期刊
IEEE TRANSACTIONS ON GEOSCIENCE AND REMOTE SENSING
卷 54, 期 1, 页码 51-64出版社
IEEE-INST ELECTRICAL ELECTRONICS ENGINEERS INC
DOI: 10.1109/TGRS.2015.2449736
关键词
Classification; domain adaptation; manifold alignment (MA); multitemporal hyperspectral; transfer learning
类别
资金
- National Science Foundation [0705836]
- National Aeronautics and Space Administration under NASA AIST [11-0077]
- Purdue University
Multitemporal hyperspectral images provide valuable information for a wide range of applications related to supervised classification, including long-term environmental monitoring and land cover change detection. However, the required ground reference data are time-consuming and expensive to acquire, motivating researchers to investigate options for reusing limited training data for classification of other temporal images.

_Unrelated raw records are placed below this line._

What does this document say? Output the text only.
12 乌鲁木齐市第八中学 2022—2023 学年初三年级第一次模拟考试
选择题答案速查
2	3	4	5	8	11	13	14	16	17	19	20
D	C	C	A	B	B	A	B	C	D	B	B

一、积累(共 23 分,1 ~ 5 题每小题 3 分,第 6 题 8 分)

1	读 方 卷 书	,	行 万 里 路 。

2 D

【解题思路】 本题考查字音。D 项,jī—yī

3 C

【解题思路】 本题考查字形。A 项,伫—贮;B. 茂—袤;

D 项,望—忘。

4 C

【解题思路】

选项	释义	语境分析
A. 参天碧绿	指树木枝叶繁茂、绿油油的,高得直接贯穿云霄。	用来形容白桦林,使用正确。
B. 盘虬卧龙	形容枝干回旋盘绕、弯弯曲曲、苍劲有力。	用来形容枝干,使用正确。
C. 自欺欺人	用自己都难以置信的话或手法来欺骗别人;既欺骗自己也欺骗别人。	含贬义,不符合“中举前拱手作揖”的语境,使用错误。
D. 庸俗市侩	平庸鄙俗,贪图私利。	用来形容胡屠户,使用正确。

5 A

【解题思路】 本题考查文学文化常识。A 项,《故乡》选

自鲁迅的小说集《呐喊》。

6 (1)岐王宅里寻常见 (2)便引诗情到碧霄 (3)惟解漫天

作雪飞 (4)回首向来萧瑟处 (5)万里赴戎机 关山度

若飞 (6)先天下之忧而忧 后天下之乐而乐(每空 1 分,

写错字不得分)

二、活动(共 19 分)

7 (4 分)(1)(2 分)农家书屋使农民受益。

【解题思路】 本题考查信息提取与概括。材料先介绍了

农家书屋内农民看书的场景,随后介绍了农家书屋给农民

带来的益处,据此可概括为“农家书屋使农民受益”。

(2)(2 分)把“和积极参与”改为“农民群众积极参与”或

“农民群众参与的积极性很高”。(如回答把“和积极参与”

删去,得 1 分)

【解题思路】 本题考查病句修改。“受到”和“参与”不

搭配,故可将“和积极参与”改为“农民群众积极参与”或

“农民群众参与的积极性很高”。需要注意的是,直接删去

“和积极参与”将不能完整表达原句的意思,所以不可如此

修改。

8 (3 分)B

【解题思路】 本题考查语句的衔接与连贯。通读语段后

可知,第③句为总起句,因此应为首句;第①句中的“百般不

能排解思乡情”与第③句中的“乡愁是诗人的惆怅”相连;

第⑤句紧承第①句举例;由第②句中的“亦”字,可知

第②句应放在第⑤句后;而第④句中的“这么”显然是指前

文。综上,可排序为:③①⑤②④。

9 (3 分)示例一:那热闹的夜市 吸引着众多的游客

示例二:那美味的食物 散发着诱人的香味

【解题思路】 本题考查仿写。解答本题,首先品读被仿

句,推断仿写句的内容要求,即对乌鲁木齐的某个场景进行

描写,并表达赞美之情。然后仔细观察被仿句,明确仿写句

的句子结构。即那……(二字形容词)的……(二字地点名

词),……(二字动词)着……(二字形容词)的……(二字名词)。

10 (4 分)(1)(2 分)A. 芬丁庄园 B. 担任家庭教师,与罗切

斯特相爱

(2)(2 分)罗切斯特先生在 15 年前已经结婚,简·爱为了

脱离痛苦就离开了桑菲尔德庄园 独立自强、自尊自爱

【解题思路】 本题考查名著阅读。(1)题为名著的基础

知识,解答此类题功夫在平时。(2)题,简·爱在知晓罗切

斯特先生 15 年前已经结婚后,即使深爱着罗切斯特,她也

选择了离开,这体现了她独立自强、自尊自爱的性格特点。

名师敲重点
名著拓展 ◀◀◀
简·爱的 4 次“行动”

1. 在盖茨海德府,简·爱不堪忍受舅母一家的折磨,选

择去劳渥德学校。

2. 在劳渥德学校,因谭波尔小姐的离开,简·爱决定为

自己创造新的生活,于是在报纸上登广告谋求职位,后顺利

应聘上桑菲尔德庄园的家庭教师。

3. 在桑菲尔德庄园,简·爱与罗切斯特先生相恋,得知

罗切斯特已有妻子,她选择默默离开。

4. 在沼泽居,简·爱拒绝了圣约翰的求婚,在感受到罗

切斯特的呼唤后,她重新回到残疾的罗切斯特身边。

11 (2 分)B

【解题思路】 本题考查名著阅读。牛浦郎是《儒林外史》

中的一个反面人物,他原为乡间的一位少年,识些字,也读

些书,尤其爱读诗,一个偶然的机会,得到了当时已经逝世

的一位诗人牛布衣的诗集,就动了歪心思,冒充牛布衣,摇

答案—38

Current studies that address high dimensionality and non-stationarity inherent in temporal hyperspectral data for classification are limited for the case where significant spectral drift exists between images. In this paper, we adapt and extend two manifold alignment (MA) methods for classification of multitemporal hyperspectral images in a common manifold space, assuming that the local geometries of two temporal spectral images are similar. The first method exploits a locally based manifold configuration of a source image (considered to be the prior manifold), and the second approach links local manifolds of two images using bridging pairs. In addition to exploiting manifolds estimated with spectral information for MA, we also demonstrate how spatial information can be incorporated into the MA methods. When evaluated using three Hyperion data sets, the proposed methods outperform four baseline approaches and two state-of-the-art domain adaptation methods. The advantages of the proposed MA methods are more evident when significant spectral drift exists between two temporal images. In addition to the promising classification results, the proposed methods establish a domain adaptation framework for analysis of temporal hyperspectral data based on data geometry.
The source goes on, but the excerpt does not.